La 35è armée se tient en réserve au sud-ouest de la Biélorussie prête à intervenir vers le sud pour couper l’Ukraine de la Pologne selon un axe Rivne-Ternopol par où transitent armements, approvisionnements et réfugiés.
Il semble que la 6è armée est pour le moment aussi gardée en réserve en Biélorussie.

Une force amphibie se tient aussi en réserve en mer Noire prête a appuyer de ses feux les forces à terre, voire d’effectuer des opérations de débarquement toute la côte sud de l’Ukraine constituant un objectif à conquérir.
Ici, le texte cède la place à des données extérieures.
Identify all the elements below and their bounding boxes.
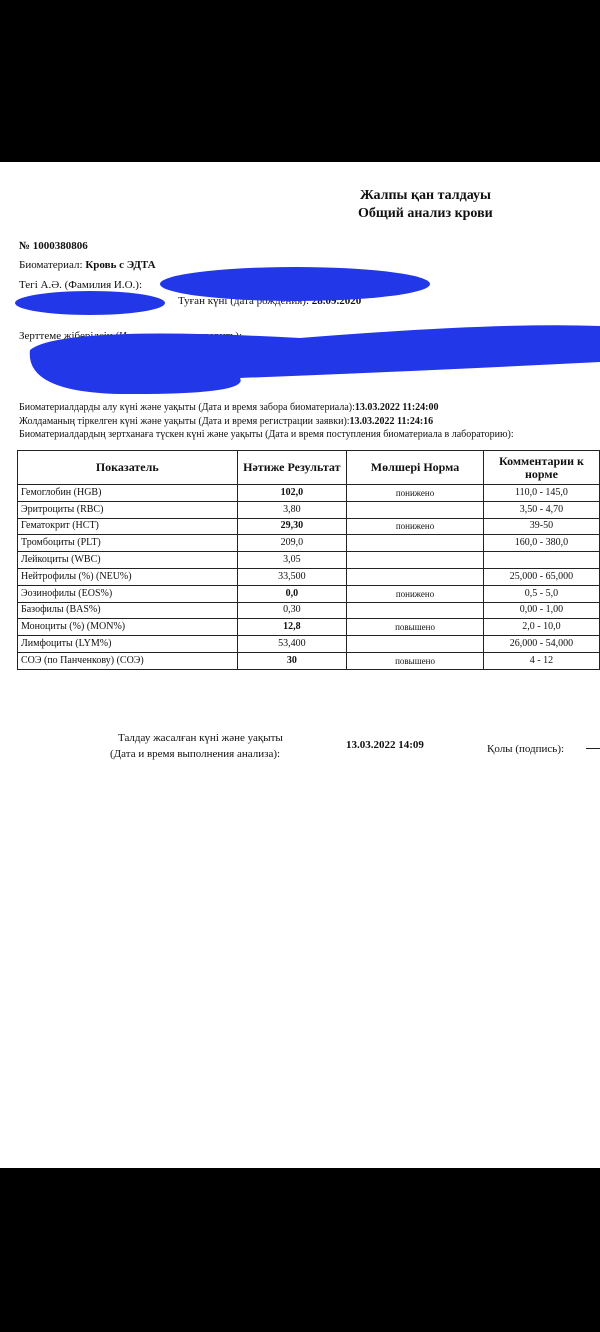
table-row: Гемоглобин (HGB) 102,0 понижено 110,0 - 145… bbox=[17, 484, 600, 502]
results-table: Показатель Нәтиже Результат Мөлшері Норма К… bbox=[17, 450, 600, 670]
biomaterial-row: Биоматериал: Кровь с ЭДТА bbox=[19, 259, 156, 271]
name-label: Тегі А.Ә. (Фамилия И.О.): bbox=[19, 279, 143, 291]
redaction bbox=[15, 291, 165, 315]
signature-line bbox=[586, 748, 600, 749]
table-cell: повышено bbox=[346, 651, 484, 670]
table-row: Тромбоциты (PLT) 209,0 160,0 - 380,0 bbox=[17, 534, 600, 553]
table-cell: 4 - 12 bbox=[482, 651, 600, 670]
column-header: Мөлшері Норма bbox=[346, 450, 484, 485]
redaction bbox=[160, 267, 430, 301]
date-label: Биоматериалдардың зертханаға түскен күні… bbox=[19, 429, 514, 440]
number: № 1000380806 bbox=[19, 240, 88, 252]
value: Кровь с ЭДТА bbox=[85, 259, 156, 271]
label: Биоматериал: bbox=[19, 259, 83, 271]
table-row: Эритроциты (RBC) 3,80 3,50 - 4,70 bbox=[17, 500, 600, 519]
date-value: 13.03.2022 11:24:00 bbox=[354, 402, 439, 413]
date-label: Жолдаманың тіркелген күні және уақыты (Д… bbox=[19, 415, 350, 427]
table-row: Нейтрофилы (%) (NEU%) 33,500 25,000 - 65,0… bbox=[17, 567, 600, 586]
footer-datetime: 13.03.2022 14:09 bbox=[346, 739, 424, 751]
column-header: Показатель bbox=[17, 450, 238, 485]
column-header: Комментарии к норме bbox=[482, 450, 600, 485]
table-row: Лейкоциты (WBC) 3,05 bbox=[17, 551, 600, 569]
date-row: Биоматериалдарды алу күні және уақыты (Д… bbox=[19, 402, 438, 413]
title-ru: Общий анализ крови bbox=[358, 206, 493, 221]
table-cell: СОЭ (по Панченкову) (СОЭ) bbox=[17, 651, 238, 670]
signature-label: Қолы (подпись): bbox=[487, 743, 565, 755]
title-kz: Жалпы қан талдауы bbox=[360, 188, 491, 203]
footer-label-kz: Талдау жасалған күні және уақыты bbox=[118, 732, 283, 744]
table-row: СОЭ (по Панченкову) (СОЭ) 30 повышено 4 - 1… bbox=[17, 651, 600, 670]
table-row: Моноциты (%) (MON%) 12,8 повышено 2,0 - 10,… bbox=[17, 618, 600, 637]
footer-label-ru: (Дата и время выполнения анализа): bbox=[110, 748, 281, 760]
date-row: Жолдаманың тіркелген күні және уақыты (Д… bbox=[19, 416, 433, 427]
table-cell: 0,00 - 1,00 bbox=[482, 601, 600, 620]
date-value: 13.03.2022 11:24:16 bbox=[349, 415, 434, 427]
redaction bbox=[29, 325, 600, 395]
table-row: Эозинофилы (EOS%) 0,0 понижено 0,5 - 5,0 bbox=[17, 584, 600, 603]
date-label: Биоматериалдарды алу күні және уақыты (Д… bbox=[19, 402, 355, 413]
column-header: Нәтиже Результат bbox=[236, 450, 348, 485]
date-row: Биоматериалдардың зертханаға түскен күні… bbox=[19, 429, 514, 440]
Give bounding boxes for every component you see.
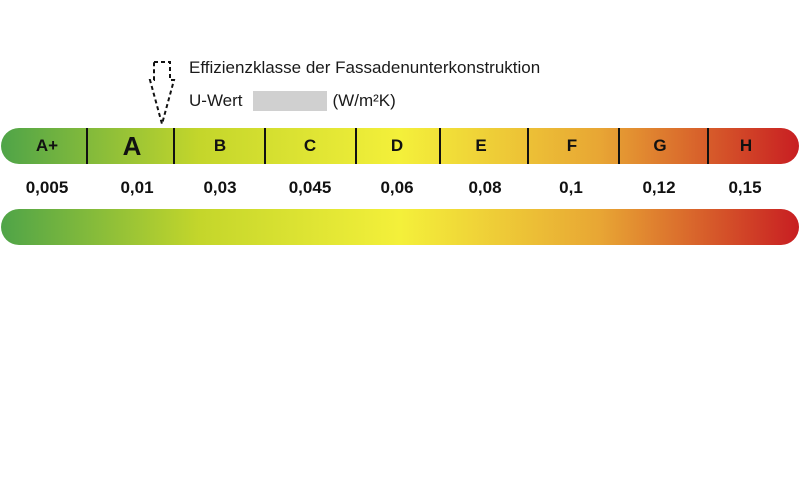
class-label-a-plus: A+ [35,136,59,155]
class-label-a: A [122,131,142,161]
arrow-down-icon [148,61,176,128]
gradient-band [1,209,799,245]
class-divider [707,128,709,164]
u-value-row: U-Wert (W/m²K) [189,91,396,111]
class-label-e: E [475,136,487,155]
class-label-h: H [739,136,753,155]
class-value-g: 0,12 [642,178,676,197]
class-label-g: G [653,136,667,155]
class-value-d: 0,06 [380,178,414,197]
class-divider [527,128,529,164]
class-label-f: F [566,136,578,155]
u-value-unit: (W/m²K) [332,91,396,110]
class-band [1,128,799,164]
class-value-a: 0,01 [120,178,154,197]
class-label-b: B [213,136,227,155]
class-divider [439,128,441,164]
class-divider [264,128,266,164]
class-divider [86,128,88,164]
class-value-h: 0,15 [728,178,762,197]
class-divider [355,128,357,164]
u-value-label: U-Wert [189,91,243,110]
class-divider [618,128,620,164]
scale-title: Effizienzklasse der Fassadenunterkonstru… [189,58,541,77]
class-value-e: 0,08 [468,178,502,197]
u-value-field [252,91,327,111]
class-divider [173,128,175,164]
class-label-d: D [390,136,404,155]
class-value-b: 0,03 [203,178,237,197]
class-value-f: 0,1 [559,178,583,197]
class-value-a-plus: 0,005 [25,178,69,197]
class-label-c: C [303,136,317,155]
class-value-c: 0,045 [288,178,332,197]
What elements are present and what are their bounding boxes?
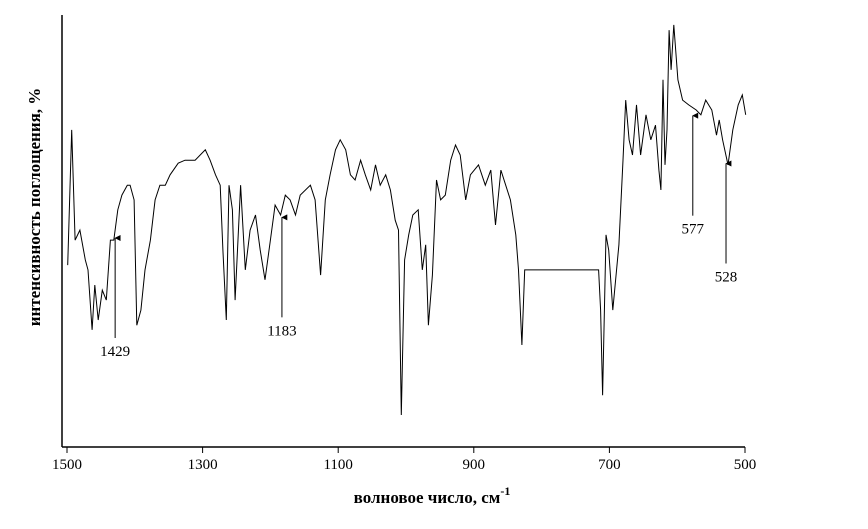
x-axis-label-superscript: -1 xyxy=(500,484,510,498)
x-tick-label: 1300 xyxy=(188,457,218,473)
spectrum-line xyxy=(67,24,747,416)
y-axis-label: интенсивность поглощения, % xyxy=(25,88,44,327)
x-tick-label: 900 xyxy=(463,457,486,473)
x-axis-label: волновое число, см-1 xyxy=(354,484,511,507)
x-axis-label-text: волновое число, см xyxy=(354,488,501,507)
annotation-label: 528 xyxy=(715,270,738,286)
annotation-label: 1183 xyxy=(267,323,296,339)
x-tick-label: 700 xyxy=(598,457,621,473)
x-tick-label: 1500 xyxy=(52,457,82,473)
x-tick-label: 1100 xyxy=(323,457,352,473)
x-tick-label: 500 xyxy=(734,457,757,473)
annotation-label: 577 xyxy=(682,222,705,238)
annotation-label: 1429 xyxy=(100,344,130,360)
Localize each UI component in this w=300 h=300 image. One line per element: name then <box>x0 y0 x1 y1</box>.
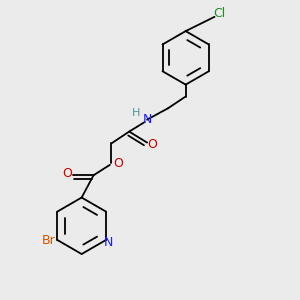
Text: H: H <box>131 108 140 118</box>
Text: O: O <box>114 157 123 170</box>
Text: O: O <box>147 138 157 151</box>
Text: Br: Br <box>41 234 55 247</box>
Text: N: N <box>104 236 113 249</box>
Text: Cl: Cl <box>214 8 226 20</box>
Text: O: O <box>62 167 72 180</box>
Text: N: N <box>142 113 152 126</box>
Sans entrer dans le détail, les pays de l’OTAN ont décrété les sanctions économiques dures (jugées par certains comme « atomiques » pour l’économie russe) contre Moscou. De plus, l’Union européenne va envoyer armes et munitions aux forces ukrainiennes et ferme son espace aérien aux sociétés aériennes russes.
En réponse, le président Poutine a annoncé le 27 février que les forces de dissuasion russes (qui comportent l’option nucléaire, article à suivre) avaient été mises en alerte élevée. Heureusement, dans la coulisse, il semble que des négociations se profilent à Pripiat à la frontière entre l’Ukraine et la Biélorussie mais, même en cas de succès(1), les fractures seront difficiles – voire impossibles – à réparer dans les prochaines années.

1. Pour le moment, les positions sont simples : la Russie exige la reddition des forces ukrainiennes et le départ du gouvernement. En l’état des choses actuelles, c’est totalement inacceptable par Kiev.